Entre Alceste (Loïc Corbery) et Célimène (Georgia Scalliet), sensuels et héroïques, le metteur en scène orchestre un genre de tango mortel. - Photo Pascal Victor/ArtComArt

Le salon a des allures fantomatiques, avec ses meubles recouverts de draps et son lustre au sol, sa tuyauterie et ses fils électriques apparents. Pour le rire, la fête, il faudra attendre… « Le Misanthrope » mis en scène par Clément Hervieu-Léger à la Comédie-Française démarre avec une lenteur calculée - toute la colère « noire », la déprime d'Alceste s'expriment dans cette première scène étirée à l'envi où il s'oppose à son ami Philinte. Loïc Corbery sera un Misanthrope extrême, sans concession. Son désespoir crée une sorte de silence glacé dans la salle Richelieu, tandis que Philinte (Eric Ruf, au jeu sobre et prégnant) essaie de le raisonner.
Qu'on se rassure, le jeune metteur en scène ne joue pas seulement la note sombre. Il fait ressortir chaque intention, chaque vers. Après nous avoir confrontés à la mélancolie d'Alceste, il nous fait rire avec la fatuité d'Oronte (Serge Bagdassarian, une fois encore irrésistible), nous charme avec la folle gaieté de Célimène (Georgia Scalliet), nous amuse en moquant la préciosité des jeunes hommes de cour. Même les scènes les plus ardues sont orchestrées avec brio - celle des petits marquis grimés en dandys de velours ; celle d'Arsinoé (Florence Viala en redoutable « cougar » bcbg)… 
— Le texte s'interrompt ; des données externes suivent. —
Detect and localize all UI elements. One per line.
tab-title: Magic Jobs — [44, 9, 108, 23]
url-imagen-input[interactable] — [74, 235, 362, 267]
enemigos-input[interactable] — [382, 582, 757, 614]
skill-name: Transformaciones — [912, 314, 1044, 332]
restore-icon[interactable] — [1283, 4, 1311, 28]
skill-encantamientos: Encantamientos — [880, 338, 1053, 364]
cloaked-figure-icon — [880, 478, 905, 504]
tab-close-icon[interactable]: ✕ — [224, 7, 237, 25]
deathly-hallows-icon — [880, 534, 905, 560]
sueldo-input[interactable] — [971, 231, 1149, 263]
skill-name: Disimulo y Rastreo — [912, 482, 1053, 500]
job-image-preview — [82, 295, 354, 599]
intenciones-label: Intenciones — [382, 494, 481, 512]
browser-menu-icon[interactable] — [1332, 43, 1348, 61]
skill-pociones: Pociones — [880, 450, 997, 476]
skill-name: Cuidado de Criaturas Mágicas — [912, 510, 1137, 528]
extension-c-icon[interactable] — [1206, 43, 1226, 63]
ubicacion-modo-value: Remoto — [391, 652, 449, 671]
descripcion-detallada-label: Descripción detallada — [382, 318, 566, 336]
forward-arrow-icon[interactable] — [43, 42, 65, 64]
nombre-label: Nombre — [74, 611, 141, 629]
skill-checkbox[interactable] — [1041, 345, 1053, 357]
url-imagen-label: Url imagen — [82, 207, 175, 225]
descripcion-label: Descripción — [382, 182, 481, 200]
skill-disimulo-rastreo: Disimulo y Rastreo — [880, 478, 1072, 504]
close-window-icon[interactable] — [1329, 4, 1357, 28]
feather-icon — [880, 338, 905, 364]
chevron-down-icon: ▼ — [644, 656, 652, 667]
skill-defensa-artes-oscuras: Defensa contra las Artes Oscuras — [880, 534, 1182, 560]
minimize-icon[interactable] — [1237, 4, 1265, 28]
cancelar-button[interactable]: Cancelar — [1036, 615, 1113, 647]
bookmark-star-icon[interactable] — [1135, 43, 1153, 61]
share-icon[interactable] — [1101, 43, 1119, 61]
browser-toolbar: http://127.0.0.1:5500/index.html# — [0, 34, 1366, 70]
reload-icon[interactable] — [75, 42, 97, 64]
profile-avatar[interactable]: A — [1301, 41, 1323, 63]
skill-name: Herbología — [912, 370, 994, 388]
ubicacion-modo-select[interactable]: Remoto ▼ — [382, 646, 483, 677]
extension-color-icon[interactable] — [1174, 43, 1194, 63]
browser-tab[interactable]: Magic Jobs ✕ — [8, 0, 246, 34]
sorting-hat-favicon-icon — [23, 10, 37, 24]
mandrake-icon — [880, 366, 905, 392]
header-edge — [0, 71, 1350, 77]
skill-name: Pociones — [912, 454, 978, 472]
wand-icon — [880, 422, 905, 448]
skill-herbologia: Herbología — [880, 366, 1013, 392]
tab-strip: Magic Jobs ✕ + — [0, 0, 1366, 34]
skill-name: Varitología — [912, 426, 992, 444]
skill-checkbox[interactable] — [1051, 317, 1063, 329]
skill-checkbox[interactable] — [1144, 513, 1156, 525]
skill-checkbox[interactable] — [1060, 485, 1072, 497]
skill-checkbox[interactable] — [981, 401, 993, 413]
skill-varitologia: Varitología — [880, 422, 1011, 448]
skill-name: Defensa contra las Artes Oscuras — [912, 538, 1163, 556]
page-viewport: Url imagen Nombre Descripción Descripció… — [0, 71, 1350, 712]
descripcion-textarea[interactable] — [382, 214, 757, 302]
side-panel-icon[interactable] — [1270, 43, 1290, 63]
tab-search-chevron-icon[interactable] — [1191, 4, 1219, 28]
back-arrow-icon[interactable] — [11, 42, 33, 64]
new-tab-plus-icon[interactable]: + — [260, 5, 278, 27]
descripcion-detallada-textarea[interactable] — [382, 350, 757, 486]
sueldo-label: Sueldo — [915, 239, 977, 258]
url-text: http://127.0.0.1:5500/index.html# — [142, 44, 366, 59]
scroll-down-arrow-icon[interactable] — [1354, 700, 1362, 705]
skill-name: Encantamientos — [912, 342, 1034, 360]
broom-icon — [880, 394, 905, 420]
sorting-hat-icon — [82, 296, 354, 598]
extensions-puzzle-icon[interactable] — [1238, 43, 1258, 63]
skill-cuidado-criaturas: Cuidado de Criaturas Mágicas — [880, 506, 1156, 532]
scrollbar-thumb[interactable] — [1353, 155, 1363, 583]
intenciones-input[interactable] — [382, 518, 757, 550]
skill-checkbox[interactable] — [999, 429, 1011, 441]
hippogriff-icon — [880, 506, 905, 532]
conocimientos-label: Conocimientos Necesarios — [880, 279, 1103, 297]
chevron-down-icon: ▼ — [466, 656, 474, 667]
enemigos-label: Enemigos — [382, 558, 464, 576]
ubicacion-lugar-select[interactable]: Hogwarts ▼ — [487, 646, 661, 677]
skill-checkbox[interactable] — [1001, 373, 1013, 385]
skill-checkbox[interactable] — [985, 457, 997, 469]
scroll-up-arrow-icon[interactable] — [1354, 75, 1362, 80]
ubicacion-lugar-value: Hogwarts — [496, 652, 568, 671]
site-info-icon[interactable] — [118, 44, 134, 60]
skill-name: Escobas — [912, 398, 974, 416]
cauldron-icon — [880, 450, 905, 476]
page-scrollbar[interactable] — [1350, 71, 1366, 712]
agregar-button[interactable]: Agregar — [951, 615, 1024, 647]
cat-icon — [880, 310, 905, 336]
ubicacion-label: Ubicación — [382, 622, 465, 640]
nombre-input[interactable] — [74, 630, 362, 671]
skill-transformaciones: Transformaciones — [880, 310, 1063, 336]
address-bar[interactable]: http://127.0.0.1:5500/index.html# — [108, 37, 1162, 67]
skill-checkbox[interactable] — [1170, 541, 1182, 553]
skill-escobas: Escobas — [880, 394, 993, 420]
Les comédiens sont en habits d'aujourd'hui, mais la transposition n'a rien de forcé. La comédie de Molière semble plus que jamais défier le temps. Ce temps délié, ralenti, dans lequel sont exacerbés les sentiments humains - et d'abord cet irrépressible élan amoureux qui rapproche deux êtres aussi différents qu'Alceste et Célimène. Hervieu-Léger orchestre un genre de tango mortel entre les deux héros : Loïc Corbery et Georgia Scalliet, beaux, sensuels, héroïques, inoubliables.

La troupe à son acmé

Dans l'intensité du jeu, la justesse des déplacements, on voit ce que le metteur en scène doit à Patrice Chéreau. Mais on pense aussi à Roger Planchon dans cette façon de clarifier les mots et de faire ressortir les enjeux sociaux : l'insouciance, l'arrogance de ces jeunes nobles salonnards, tandis qu'autour s'agite une armada de serviteurs.
Le dernier acte, qui signe l'acte de mort sociale d'Alceste, mais aussi de Célimène, est bouleversant. Le salon, vide désormais, se teinte de lumières crépusculaires. Les mots se bousculent, s'étranglent. La solitude emporte tout. Stimulée par un des metteurs en scène les plus prometteurs de sa génération, la troupe du Français, à son acmé, vient de réinventer « Le Misanthrope ».